A Honda ainda não encontrou a causa das severas vibrações que têm afetado seu novo motor na temporada 2026 da Fórmula 1, segundo atualização da equipe antes do GP do Japão.
Com isso, a Aston Martin enfrenta um início desastroso de campeonato, ocupando a última posição na classificação após duas corridas realizadas, com um carro fora de ritmo e a unidade de potência da Honda apresentando problemas críticos de vibração. Além disso, a equipe sofre com desempenho reduzido na combustão interna e na recuperação e utilização de energia, somado à escassez de baterias.
Essa combinação de fatores fez com que Fernando Alonso e Lance Stroll não completassem a distância total em Austrália e China. Sobre o GP do Japão, Stroll comentou: “Suzuka vai ser difícil, a menos que eles (Honda) consigam algum tipo de mágica nos próximos dez dias”, disse ele.
O gerente geral e engenheiro-chefe da Honda, Shintaro Orihara, comentou sobre a situação: “Na China, fizemos algum progresso em termos de confiabilidade da bateria graças à redução das vibrações que afetavam os sistemas, mas ainda precisamos encontrar soluções para identificar a causa das vibrações que afetam os pilotos. Também focamos nossos esforços nesse intervalo entre China e Japão para continuar melhorando a confiabilidade, mas nosso desempenho ainda não está no nível desejado, especialmente em relação à gestão de energia.
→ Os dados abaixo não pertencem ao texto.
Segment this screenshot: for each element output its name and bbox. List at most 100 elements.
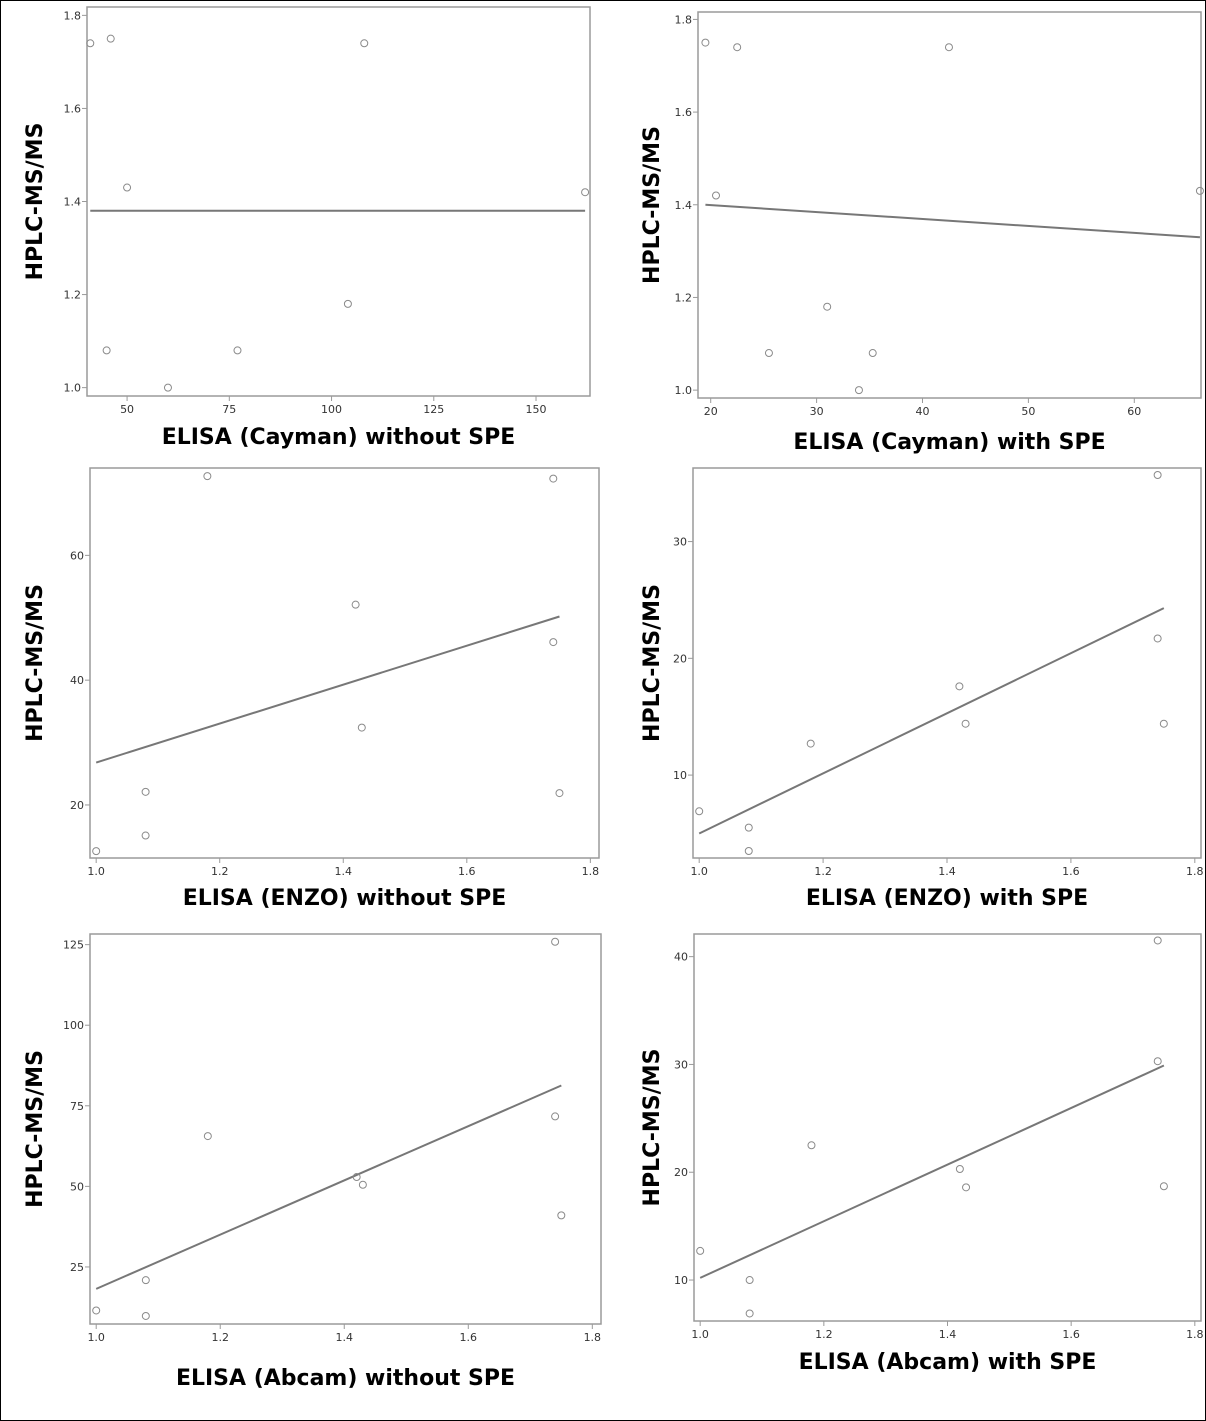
data-point [549, 638, 558, 647]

Suzuka é uma pista difícil para isso, então usamos os aprendizados da Austrália e China para nos preparar melhor para o GP do Japão”, afirmou.

“Não estamos no nível que queríamos para este fim de semana, mas continuaremos trabalhando para maximizar nosso pacote. Estamos ansiosos para ver a torcida local e os fãs da Honda. Quero que eles percebam que fizemos algum progresso desde o Bahrein”, completou Orihara.
Nos bastidores, mudanças na gestão da Aston Martin também estão em foco. O proprietário Lawrence Stroll teria feito uma oferta a Jonathan Wheatley, recentemente desligado da Audi, para assumir como chefe da equipe, trabalhando ao lado do parceiro técnico Adrian Newey, que atua nessa função desde o início do ano. Andy Cowell, realocado internamente, tem auxiliado a Honda no Japão para lidar com os problemas da nova unidade de potência.